«Tutto il lavoro che fai, spesso in silenzio, a livello internazionale, senza ottenere nulla sul momento, ma costruendo credibilità e autorevolezza, prima o dopo torna» spiega al Giornale, il presidente del Consiglio, Giorgia Meloni. E questa volta il «ritorno» è servito a portare a casa Cecilia Sala, un successo politico, d'intelligence e diplomatico, che ha permesso di risolvere il caso in sole tre settimane. Di solito ci vogliono mesi o anni per sbrogliare la matassa della cosiddetta «diplomazia» degli ostaggi. Giorgia Meloni ha attivato in prima persona canali con diversi Paesi. Gli stessi iraniani si fidano della sua parola e non vogliono tagliare i ponti con l'Italia.

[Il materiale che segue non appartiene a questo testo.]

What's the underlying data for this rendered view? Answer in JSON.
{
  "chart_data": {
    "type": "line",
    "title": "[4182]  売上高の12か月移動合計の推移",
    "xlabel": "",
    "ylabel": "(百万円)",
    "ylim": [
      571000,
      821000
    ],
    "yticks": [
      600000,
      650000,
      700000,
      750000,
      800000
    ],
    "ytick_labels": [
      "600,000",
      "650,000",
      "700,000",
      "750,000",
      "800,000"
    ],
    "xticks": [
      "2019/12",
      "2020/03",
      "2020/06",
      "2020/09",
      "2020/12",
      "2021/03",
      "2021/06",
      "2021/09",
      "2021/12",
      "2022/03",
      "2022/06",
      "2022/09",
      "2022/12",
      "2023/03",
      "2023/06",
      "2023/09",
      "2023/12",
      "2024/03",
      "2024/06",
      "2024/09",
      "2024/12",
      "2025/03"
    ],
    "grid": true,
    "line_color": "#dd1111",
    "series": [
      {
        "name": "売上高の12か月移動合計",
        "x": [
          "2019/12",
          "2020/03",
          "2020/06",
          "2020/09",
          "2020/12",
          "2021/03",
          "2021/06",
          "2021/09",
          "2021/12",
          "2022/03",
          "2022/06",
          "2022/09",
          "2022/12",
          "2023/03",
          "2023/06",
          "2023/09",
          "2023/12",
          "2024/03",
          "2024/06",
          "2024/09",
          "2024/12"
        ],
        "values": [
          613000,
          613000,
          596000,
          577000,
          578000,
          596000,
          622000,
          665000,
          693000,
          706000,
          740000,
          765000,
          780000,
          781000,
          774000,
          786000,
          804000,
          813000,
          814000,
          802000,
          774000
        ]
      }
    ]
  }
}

Il «lavorio» internazionale è servito a riattivare il canale, che Meloni aveva già aperto in estate sulla guerra in Medio Oriente, con il presidente iraniano, Masoud Pezeshkian, per trovare una via d'uscita all'arresto della giornalista iraniana voluto dai Pasdaran. I Guardiani della rivoluzione hanno subito chiesto che il loro uomo dei droni, Mohammad Abedini Najafabadi, arrestato a Malpensa tre giorni prima della giornalista a Teheran, non venisse consegnato agli americani.
L'Italia ha bisogno di un gioco di sponda, di qualcuno in Medio Oriente, che possa dare una mano e l'emiro del Qatar Tamim bin amad Al Thani non si tira indietro. Doha è specializzata in contatti, accordi riservati e missioni impossibili che riguardano faccende ben più gravi e complesse come le trattative con Hamas per il cessate il fuoco a Gaza e il rilascio degli ostaggi israeliani. La «rappresaglia» iraniana per Abedini deve rientrare nell'alveo del governo guidato dal presidente Pezeshkian, che si è fatto eleggere promettendo di allentare le sanzioni internazionali. Così è scattata una «triangolazione» di interessi, che coinvolge la terza, sponda cruciale del caso, gli Stati Uniti. Non solo il presidente agli sgoccioli, Joe Biden, e la sua amministrazione ancora in carica, il canale formale e ufficiale, ma quello eletto che si insedierà il 20 gennaio, Donald Trump, e interessa molto di più a Teheran. Il primo segnale positivo arriva il 2 gennaio: il generale Giovanni Caravelli, capo dell'Aise, riceve dal suo omologo iraniano la disponibilità a un confronto. Il coordinamento dal giorno dell'arresto alle ultime ore, con qualche concitazione a Teheran, è nella mani di Alfredo Mantovano, sottosegretario alla presidenza del Consiglio con la delega per i servizi. «La svolta è stata la missione lampo di Meloni a Mar-a-Lago» racconta una fonte che ha seguito direttamente il caso, dove Meloni parla con il nuovo presidente (non solo) di Sala e porta messaggi iraniani concordando una via d'uscita. Il tanto vituperato Elon Musk, che ha un ottimo rapporto con Meloni, ma non è presente all'incontro, aveva, subito dopo l'elezione di Trump, incontrato l'ambasciatore iraniano all'Onu. E The Donald, durante il primo mandato, nonostante l'atteggiamento da duro, ha portato a termine ben sei casi di liberazioni e scambi di prigionieri, compresi due in Iran. Nel frattempo a Teheran i portavoce governativi sganciano il caso Sala da quello di Abedini per non dare l'idea del ricatto.
«Un governo debole come quello francese e tedesco non sarebbe mai riuscito a chiudere un'operazione del genere in così poco tempo - racconta la fonte del Giornale - Solo un esecutivo forte e credibile in Europa e Oltreoceano può giocare una partita del genere». Che non è gratis, ma prevede diverse condizioni, piccole e grandi. La più tenue che il ritorno casa dell'«ostaggio» non si trasformi subito in un megafono davanti a centinaia di microfoni contro il regime iraniano evitato a Ciampino.
L'Italia incassa che la giornalista torna a casa senza alcun scambio automatico e plateale di prigionieri. L'iraniano dei droni è ancora in carcere ad Opera e sul suo destino risponderà oggi in conferenza stampa Giorgia Meloni.